Entonces, pienso que hubiera estado feliz con lo que pasó después. Estábamos atravesando el estacionamiento cuando las vimos. Un par. Crestas con grandes plúmulas y cuerpos de color azul pardusco.
“¡Codorniz de montaña!” grité. “¡CODORNIZ DE MONTAÑA!”
Corrí al automóvil tan rápido como pude, mientras pulsaba el botón del control remoto para que se desbloqueara el maletero para tomar la caja de madera y a mi hijo. Para entonces, las aves se habían retirado a una pequeña loma y estaban picoteando entre las piedras del cementerio de mascotas de la vieja mina.
“¿Qué estamos haciendo?”, preguntó Otto. “¡Las cenizas del abuelo! Ese es el ave”. Abrí la caja y tomé un puñado de ceniza. “Toma un poco”, le dije a Otto. Las cenizas eran casi blancas, más finas que la arena. Por supuesto, hubo una ráfaga de viento. En el instante pensé en la famosa escena de El gran Lebowski, pero las aves se quedaron tranquilas (estaban a unos 15 pies de distancia, en realidad no pensaba espolvorear a las criaturas) mientras Otto y yo sentíamos que la ceniza que lanzamos en dirección a las aves nos cubría ligeramente la cara, la piel y la ropa.
Había sucedido tan rápido que no tuve tiempo de pensar en qué debía decir, hacer o sentir. Pero miré a mi hijo, luego las aves y otra vez a mi hijo. Estaba sonriendo, miraba su sudadera azul, que ahora parecía llena de azúcar glas. Presionó sus manos contra la tela, y dejó un par de huellas visibles de sus manos.
Mientras nos dirigíamos de vuelta a Los Ángeles, me sentía feliz, triste, exaltado, lleno de lágrimas, aliviado, cada emoción superaba a la otra. Otto hacía muchas preguntas acerca de cómo mueren las personas, qué nos pasa cuando morimos, por qué las aves tienen crestas grandes y si extrañaba a mi padre. Traté de responder todas sus preguntas. Quizá falté a los deseos de Papá de no mencionar nada del alma, porque él no creía ni creería en eso. “Tomó mucho tiempo encontrar el ave”, le dije. “Algunos de mis amigos dicen que eso puede haber pasado porque el abuelo quería quedarse con nosotros. Pero creo que fue porque quería que esperáramos hasta que tú hubieras crecido lo suficiente para ayudar”.

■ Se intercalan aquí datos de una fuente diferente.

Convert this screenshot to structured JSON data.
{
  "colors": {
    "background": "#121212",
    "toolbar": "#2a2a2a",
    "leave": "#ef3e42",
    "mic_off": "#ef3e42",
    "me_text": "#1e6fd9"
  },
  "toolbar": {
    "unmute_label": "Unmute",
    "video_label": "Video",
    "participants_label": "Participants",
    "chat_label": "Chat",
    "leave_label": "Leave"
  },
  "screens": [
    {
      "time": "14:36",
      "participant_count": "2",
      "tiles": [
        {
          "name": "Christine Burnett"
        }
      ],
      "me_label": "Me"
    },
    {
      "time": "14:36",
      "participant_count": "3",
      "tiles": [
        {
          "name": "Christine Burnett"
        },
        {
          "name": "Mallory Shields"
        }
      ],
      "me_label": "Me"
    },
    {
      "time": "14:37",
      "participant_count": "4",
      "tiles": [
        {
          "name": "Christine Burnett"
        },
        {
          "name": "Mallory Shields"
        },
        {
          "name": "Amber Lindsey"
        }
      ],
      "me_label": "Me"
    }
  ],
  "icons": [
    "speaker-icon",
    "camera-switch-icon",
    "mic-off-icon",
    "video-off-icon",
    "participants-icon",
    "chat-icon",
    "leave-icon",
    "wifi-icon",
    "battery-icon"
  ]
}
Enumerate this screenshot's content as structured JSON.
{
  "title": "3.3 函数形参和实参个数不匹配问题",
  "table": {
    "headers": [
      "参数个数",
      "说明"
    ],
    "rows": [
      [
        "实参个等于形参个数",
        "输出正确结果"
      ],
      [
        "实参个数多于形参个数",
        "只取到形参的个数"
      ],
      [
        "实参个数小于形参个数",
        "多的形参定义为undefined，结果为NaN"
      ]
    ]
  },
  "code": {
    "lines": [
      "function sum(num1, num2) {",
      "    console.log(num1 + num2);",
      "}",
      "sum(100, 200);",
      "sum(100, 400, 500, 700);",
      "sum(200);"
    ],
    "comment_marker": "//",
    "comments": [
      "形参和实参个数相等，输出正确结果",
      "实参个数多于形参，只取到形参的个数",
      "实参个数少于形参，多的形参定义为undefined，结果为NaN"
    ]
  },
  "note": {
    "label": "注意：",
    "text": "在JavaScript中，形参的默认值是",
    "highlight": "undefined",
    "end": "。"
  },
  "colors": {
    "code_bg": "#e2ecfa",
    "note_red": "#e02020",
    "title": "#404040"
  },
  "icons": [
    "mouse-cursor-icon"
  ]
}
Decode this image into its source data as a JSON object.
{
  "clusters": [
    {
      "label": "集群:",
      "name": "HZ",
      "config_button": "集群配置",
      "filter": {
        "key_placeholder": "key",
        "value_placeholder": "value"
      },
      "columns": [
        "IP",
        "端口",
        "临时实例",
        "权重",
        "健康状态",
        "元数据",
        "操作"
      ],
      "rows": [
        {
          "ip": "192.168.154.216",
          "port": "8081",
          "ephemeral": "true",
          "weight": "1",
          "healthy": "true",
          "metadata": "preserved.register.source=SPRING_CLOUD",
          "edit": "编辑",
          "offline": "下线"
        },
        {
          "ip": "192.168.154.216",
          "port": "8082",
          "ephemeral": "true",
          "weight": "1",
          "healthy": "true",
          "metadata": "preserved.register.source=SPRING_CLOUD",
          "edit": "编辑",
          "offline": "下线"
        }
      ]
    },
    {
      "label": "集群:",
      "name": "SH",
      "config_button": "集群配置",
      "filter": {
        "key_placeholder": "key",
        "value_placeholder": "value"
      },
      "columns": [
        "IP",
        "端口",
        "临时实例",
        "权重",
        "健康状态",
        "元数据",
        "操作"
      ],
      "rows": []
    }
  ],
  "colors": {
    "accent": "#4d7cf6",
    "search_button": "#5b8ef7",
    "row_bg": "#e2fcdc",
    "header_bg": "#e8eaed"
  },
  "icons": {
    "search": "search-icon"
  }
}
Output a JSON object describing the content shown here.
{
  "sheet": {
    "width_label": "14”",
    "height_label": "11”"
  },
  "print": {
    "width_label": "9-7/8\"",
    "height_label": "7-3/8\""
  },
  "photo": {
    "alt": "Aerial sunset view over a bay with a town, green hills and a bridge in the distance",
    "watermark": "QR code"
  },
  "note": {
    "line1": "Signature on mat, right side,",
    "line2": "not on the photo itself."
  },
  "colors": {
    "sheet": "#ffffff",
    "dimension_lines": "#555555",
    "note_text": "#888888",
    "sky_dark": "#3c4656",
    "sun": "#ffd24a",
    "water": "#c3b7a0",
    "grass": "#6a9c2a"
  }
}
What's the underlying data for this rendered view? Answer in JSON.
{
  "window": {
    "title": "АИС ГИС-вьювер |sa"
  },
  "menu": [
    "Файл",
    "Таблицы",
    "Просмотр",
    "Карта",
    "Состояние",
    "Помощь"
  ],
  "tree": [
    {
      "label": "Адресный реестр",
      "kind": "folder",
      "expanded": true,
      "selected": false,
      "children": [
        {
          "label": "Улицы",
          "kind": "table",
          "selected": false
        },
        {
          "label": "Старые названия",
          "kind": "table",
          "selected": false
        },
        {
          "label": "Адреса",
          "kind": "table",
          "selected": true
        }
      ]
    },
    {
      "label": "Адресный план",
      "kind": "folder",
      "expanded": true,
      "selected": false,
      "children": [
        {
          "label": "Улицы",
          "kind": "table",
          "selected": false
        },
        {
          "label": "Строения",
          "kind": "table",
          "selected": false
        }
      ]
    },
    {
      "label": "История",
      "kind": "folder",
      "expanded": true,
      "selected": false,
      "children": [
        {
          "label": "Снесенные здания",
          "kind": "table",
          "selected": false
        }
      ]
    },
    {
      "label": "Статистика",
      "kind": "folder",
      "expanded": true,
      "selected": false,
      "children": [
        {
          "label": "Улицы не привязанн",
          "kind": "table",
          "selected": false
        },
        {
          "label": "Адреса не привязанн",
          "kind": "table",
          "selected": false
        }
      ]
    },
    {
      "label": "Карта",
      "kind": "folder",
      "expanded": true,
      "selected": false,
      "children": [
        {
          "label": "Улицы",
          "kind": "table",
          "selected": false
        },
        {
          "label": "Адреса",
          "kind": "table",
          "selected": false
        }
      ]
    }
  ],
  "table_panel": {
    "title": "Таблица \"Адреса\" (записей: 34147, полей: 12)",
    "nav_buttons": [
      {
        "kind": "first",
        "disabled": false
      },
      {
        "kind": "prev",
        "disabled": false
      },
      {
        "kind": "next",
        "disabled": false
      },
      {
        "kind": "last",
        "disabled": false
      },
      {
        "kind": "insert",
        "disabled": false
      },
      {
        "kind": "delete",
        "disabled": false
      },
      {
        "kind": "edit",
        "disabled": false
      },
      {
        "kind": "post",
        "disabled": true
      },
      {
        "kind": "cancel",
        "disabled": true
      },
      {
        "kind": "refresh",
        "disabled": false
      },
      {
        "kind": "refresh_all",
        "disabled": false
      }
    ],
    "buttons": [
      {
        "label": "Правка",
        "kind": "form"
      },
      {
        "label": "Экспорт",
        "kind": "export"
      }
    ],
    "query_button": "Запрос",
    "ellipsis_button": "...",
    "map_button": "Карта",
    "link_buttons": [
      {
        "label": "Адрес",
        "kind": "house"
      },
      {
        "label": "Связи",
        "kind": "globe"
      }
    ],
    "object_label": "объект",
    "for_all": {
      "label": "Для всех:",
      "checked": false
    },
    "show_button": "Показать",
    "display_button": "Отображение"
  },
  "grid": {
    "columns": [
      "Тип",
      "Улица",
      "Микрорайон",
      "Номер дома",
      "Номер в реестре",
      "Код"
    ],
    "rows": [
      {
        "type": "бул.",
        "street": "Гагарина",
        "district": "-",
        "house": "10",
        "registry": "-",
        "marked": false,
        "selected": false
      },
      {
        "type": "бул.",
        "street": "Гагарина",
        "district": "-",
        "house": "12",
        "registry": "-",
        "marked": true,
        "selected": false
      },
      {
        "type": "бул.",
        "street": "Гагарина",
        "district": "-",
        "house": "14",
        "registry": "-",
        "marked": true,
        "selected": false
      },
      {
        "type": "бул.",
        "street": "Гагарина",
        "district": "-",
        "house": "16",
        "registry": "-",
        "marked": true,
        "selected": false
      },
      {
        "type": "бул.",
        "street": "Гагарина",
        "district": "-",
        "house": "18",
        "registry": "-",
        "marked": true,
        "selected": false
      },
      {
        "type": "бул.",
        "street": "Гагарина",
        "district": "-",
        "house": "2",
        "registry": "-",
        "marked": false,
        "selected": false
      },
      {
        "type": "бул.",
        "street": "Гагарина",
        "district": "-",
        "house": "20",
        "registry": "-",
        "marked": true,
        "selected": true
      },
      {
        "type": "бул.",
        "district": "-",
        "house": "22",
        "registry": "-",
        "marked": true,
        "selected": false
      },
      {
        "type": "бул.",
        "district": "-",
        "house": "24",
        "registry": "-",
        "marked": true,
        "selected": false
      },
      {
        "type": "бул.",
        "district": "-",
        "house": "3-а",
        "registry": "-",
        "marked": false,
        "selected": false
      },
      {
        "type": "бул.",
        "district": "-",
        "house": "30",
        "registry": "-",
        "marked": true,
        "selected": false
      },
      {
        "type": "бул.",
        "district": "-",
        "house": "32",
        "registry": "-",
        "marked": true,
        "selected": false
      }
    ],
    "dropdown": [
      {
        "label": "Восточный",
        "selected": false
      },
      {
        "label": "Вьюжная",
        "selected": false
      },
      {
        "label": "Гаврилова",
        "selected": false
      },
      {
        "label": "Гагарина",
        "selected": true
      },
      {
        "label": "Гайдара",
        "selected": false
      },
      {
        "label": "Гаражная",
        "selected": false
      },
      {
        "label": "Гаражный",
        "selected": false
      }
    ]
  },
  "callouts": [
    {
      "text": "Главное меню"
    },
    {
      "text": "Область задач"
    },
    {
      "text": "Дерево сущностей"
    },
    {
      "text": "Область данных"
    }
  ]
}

Mi hijo iba en el asiento trasero pensando en eso. Luego, dijo que tenía una idea propia: “Cuando estás vivo tienes tu propio corazón y es allí donde vives. Pero cuando mueres, tu corazón se detiene. Eso significa que debes vivir en el corazón de todos los que alguna vez fueron tus amigos y de todos los que alguna vez te amaron”. Dirigí mi mirada hacia atrás para asegurarme de que había escuchado bien a este niño de cinco años de edad, cuya principal relación espiritual hasta ahora había sido con el helado y las manos invisibles de quien hubiera llenado el próximo cono. Otto miró su sudadera. Las huellas de sus manos que había hecho estaban desvaneciéndose, pero seguían visibles. “Viste”, dijo señalando las huellas. “Ahora el abuelo Richard puede abrazarnos para siempre”.